雪に背中を押され。なんだか引くに引けない状態になってしまったものあって、人生初の漫画をかき始めたうらら。
「…って、手書きなんかい!そして画力!」
漫画をかくために必要なツール一式を入手。それがもう…「こんなデジタル全盛の世の中に!」紙に付けペンで。一枚一枚…はっきり言うと絵も下手くそなんですよ。初めてで、時間も限られた中で。何もかもが無謀すぎる。
「これを製本して、同人誌即売会に売りに行くって…どんなハートの持ち主だよ…」
そして…いざ即売会の日。急転直下な事態に見舞われたのもあって。うららの初漫画は日の目を見ることはなかった。(あの。雪がちょいちょい発症するぎっくり腰っぽいやつ、なんなんですか。整形外科にちゃんと受診しなさいよ)
けれど。「神様は見ている」としか言いようがない…ここは優しい世界なんで。届いて欲しい相手にうららの漫画は無事渡った。ちゃんと対価を得て。
この、うららがかいたBL漫画『遠くから来た人』。確かに画力はアレなんですが。滅茶苦茶中身がいいんですわ。内容が芦田愛菜のナレーションで紹介されるシーンがあまりにも至高すぎて…涙が溢れた当方。
(そもそも一つの物語を完成させただけで十分凄い)
まっすぐで変化を恐れない雪に感化されたのはうららだけではない。二人が知り合うきっかけとなったBL漫画の作者にも、漫画をかく原点を思い出させた。

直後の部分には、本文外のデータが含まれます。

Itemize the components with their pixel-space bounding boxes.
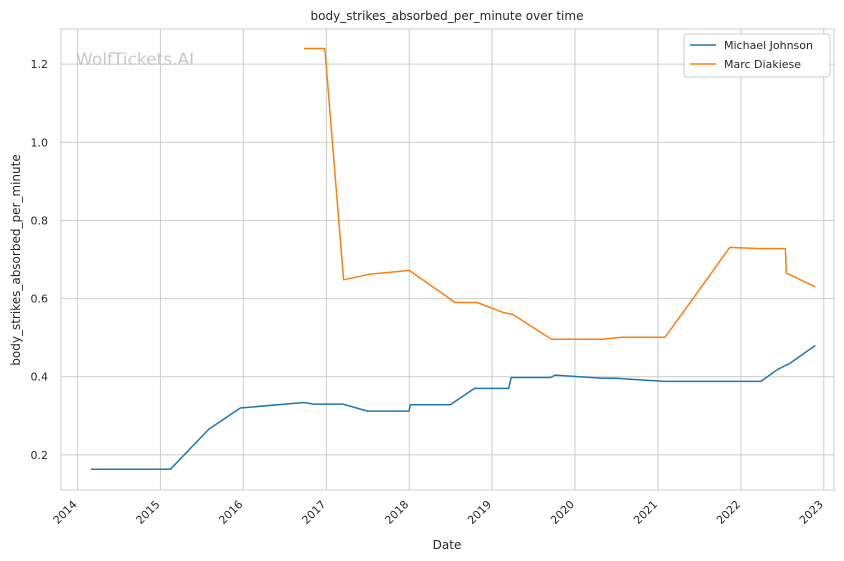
chart-title: body_strikes_absorbed_per_minute over ti… — [311, 9, 584, 23]
series-line-2 — [303, 47, 816, 340]
y-tick-label: 0.2 — [31, 449, 49, 462]
plot-area — [60, 28, 835, 491]
watermark: WolfTickets.AI — [76, 50, 194, 70]
x-axis-label: Date — [433, 538, 462, 552]
y-tick-label: 0.8 — [31, 214, 49, 227]
y-tick-label: 1.0 — [31, 136, 49, 149]
y-grid — [61, 63, 834, 456]
x-tick-label: 2021 — [631, 498, 660, 527]
x-tick-label: 2018 — [382, 498, 411, 527]
series-layer — [91, 47, 816, 471]
y-axis-label: body_strikes_absorbed_per_minute — [9, 154, 23, 365]
x-tick-label: 2017 — [300, 498, 329, 527]
x-grid — [77, 29, 825, 490]
y-tick-label: 0.6 — [31, 293, 49, 306]
x-tick-label: 2019 — [465, 498, 494, 527]
series-line-1 — [91, 344, 816, 471]
legend-label: Marc Diakiese — [724, 58, 801, 71]
x-tick-labels: 2014 2015 2016 2017 2018 2019 2020 2021 2022 2023 — [51, 498, 826, 527]
y-tick-label: 1.2 — [31, 58, 49, 71]
y-tick-label: 0.4 — [31, 371, 49, 384]
x-tick-label: 2016 — [216, 498, 245, 527]
x-tick-label: 2020 — [548, 498, 577, 527]
x-tick-label: 2015 — [134, 498, 163, 527]
x-tick-label: 2023 — [797, 498, 826, 527]
legend-box — [683, 33, 831, 78]
y-tick-labels: 0.2 0.4 0.6 0.8 1.0 1.2 — [31, 58, 49, 462]
x-tick-label: 2022 — [714, 498, 743, 527]
legend: Michael Johnson Marc Diakiese — [683, 33, 831, 78]
legend-label: Michael Johnson — [724, 39, 813, 52]
x-tick-label: 2014 — [51, 498, 80, 527]
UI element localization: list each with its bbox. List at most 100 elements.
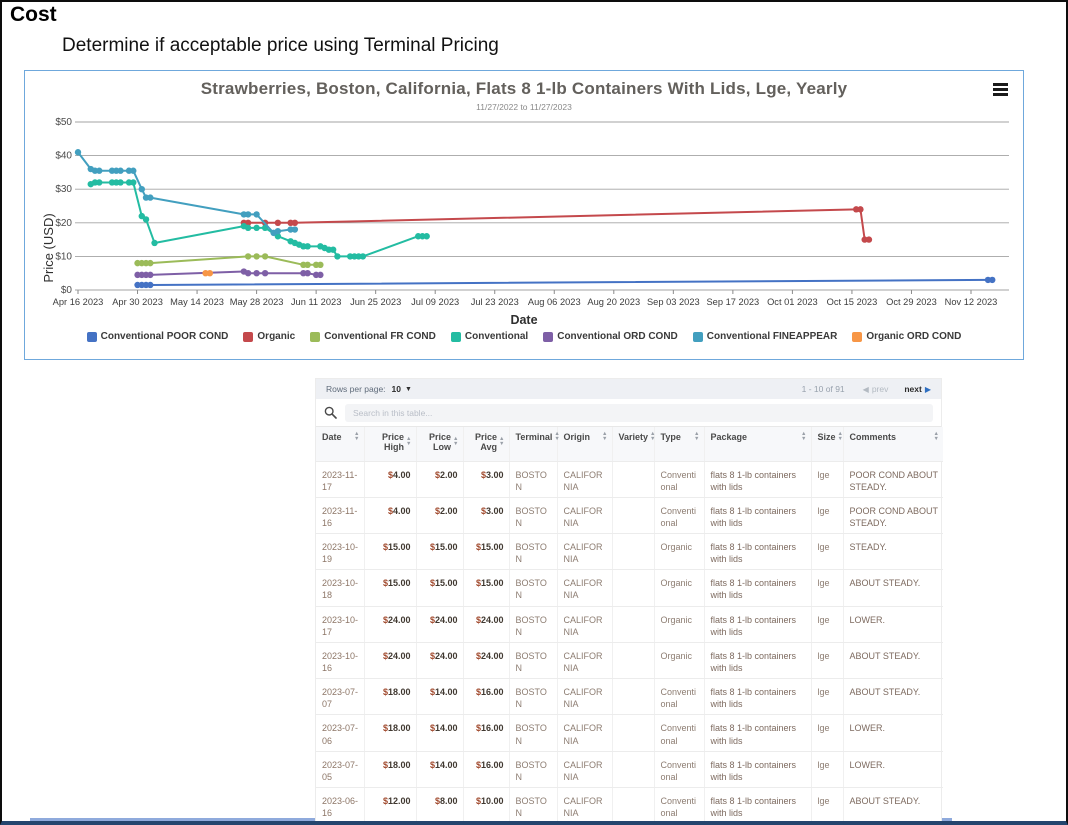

うららの幼馴染の男子高校生、紡。同じ団地に住んでいて、うららの部屋に上がり込んで秘蔵のBL漫画を読んでしまう。けれど「おもしれえ~じゃん」と屈託もなく言える。うららの下手くそな漫画をお金を払って欲しいと言う。馬鹿にしたりしない。
紡の彼女、英利。紡きっかけでBL漫画を読んだけれど、純粋に面白いと友達に言える。
つい「実は焦がれている幼馴染の彼女が疎ましくて…」というありがちな設定を脳内に置きそうになるけれど。英利は何事も中途半端にしない性分で嫌味なライバルではないし、うららと紡の関係もあくまでも幼馴染。でもそれがいい。下手な色恋などなくていい。
いつまでも戯れていたいけれど、楽園は続かない。雪にもうららにも変化の時が来る。こういう落としどころなのかと思ったけれど、全然湿っぽくなくてどこまでも爽やか…当方の脳内少年合唱団が「君はあの道を僕はこの道を 進むと決めたこの朝~(あたらしい朝/若松正司)」と歌い始めたラスト。
好きに理由なんてない。恥ずかしがらなくていいけれど、無理して周りに言わなくてもいい。
でも怖がってうずくまっていたら周りが見えなくなってしまう。もし同じ「好き」を共有できる相手が見つかったら…顔を上げて。それは変化の始まりかもしれない。きっともっと楽しくなる。
圧倒的光属性によるストレート勝ち。観る人を選ばない爽やかな作品でした。